C’est-à-dire que le flic est sûrement tout à fait sincère : il se dit qu’il faut neutraliser ce danger, il se dit que cet homme noir qui ne refuse pourtant pas d’obtempérer est néanmoins dangereux, sûrement, et il voit de ses yeux, qui lui mentent, une arme à feu, là où la bodycam montre bien du papier. Nous allons revoir vingt, trente, cinquante, cent fois les images, sous tous les angles et nous, spectateurs parfaitement impuissants, parce qu’on n’est jamais qu’impuissants devant la vidéosurveillance, nous ne verrons jamais autre chose que du papier. Pourtant, le flic a bien vu une arme à feu avant même qu’elle soit sortie. Il s’est convaincu que l’homme, qui était calme, qui était passé plusieurs fois devant lui avant ça, allait forcément lui tirer dessus.

Bill Morrison nous donne accès à la bodycam du tueur après qu’il a tué et on voit bien que la seule chose qui le fasse tenir et ne pas s’effondrer, c’est d’être persuadé d’avoir vu une arme à feu. Il ne racontera jamais autre chose : il continuera quoiqu’il arrive de répéter qu’il a vu l’arme. Il a une coéquipière, qui a aussi une bodycam et qui se préoccupe immédiatement de lui. Qui est bouleversée que son collègue ait dû tirer sur un homme qui, en pleine rue, a osé lui tirer dessus à bout portant, sur lui, un policier, un représentant de l’ordre. Elle ne peut pas envisager autre chose. Elle était là également et elle se persuade aussi qu’elle a vu une arme à feu et, même, elle en rajoute : il s’est débattu, c’était un forcené. C’est fou à quel point elle semble sincère, alors qu’on a été témoins impuissants du contraire. C’est fou à quel point elle est émue pour son collègue, comme elle s’inquiète pour sa santé physique (elle l’oblige à vite fuir les lieux de son crime, car elle est désormais convaincue que les passants, tous ces autres hommes noirs qui habitent ce quartier, vont à leur tour s’entendre pour le tuer, elle en est convaincue : c’est ce que font les hommes noirs quand un autre homme noir est tué) et psychologique (elle convient que ce n’est pas rien de tirer sur un autre homme et de le tuer, ça remue, ça laisse des traces).

« Au fond de tout flic brutal il y a quand même
Un secourable ami compréhensif
En qui il y a un flic brutal. Abracadabra ! »
(Hans Magnus Enzensberger – Le lobby de la philo)

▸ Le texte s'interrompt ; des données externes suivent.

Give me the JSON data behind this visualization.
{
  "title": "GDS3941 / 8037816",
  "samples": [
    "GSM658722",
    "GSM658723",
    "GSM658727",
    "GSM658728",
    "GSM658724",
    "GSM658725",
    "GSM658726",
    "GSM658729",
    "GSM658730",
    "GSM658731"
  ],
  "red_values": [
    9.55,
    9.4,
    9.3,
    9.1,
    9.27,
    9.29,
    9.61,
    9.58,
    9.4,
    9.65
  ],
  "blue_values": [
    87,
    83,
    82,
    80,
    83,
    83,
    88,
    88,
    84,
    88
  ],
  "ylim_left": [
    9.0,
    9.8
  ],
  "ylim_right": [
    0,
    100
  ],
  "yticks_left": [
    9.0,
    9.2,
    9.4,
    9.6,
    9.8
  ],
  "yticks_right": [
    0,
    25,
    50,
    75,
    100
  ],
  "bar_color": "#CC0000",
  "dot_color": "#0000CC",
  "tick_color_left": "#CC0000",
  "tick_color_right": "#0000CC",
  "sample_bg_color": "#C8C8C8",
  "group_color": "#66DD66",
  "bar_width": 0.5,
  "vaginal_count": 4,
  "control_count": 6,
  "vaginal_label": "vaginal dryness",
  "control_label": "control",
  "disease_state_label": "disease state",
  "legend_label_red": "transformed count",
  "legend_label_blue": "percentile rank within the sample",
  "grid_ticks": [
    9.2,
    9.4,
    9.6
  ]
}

L’histoire filmée de cet incident finit là, mais rien ne s’achève : les flics ne sont pas ou peu punis ; le quartier reste pauvre ; ses habitants et habitantes restent meurtri·e·s, endeuillé·e·s ; la colère demeure un brasier vif.

Heureusement que la vidéosurveillance est là : elle permet de faire des films. C’est bien tout ce à quoi elle peut servir.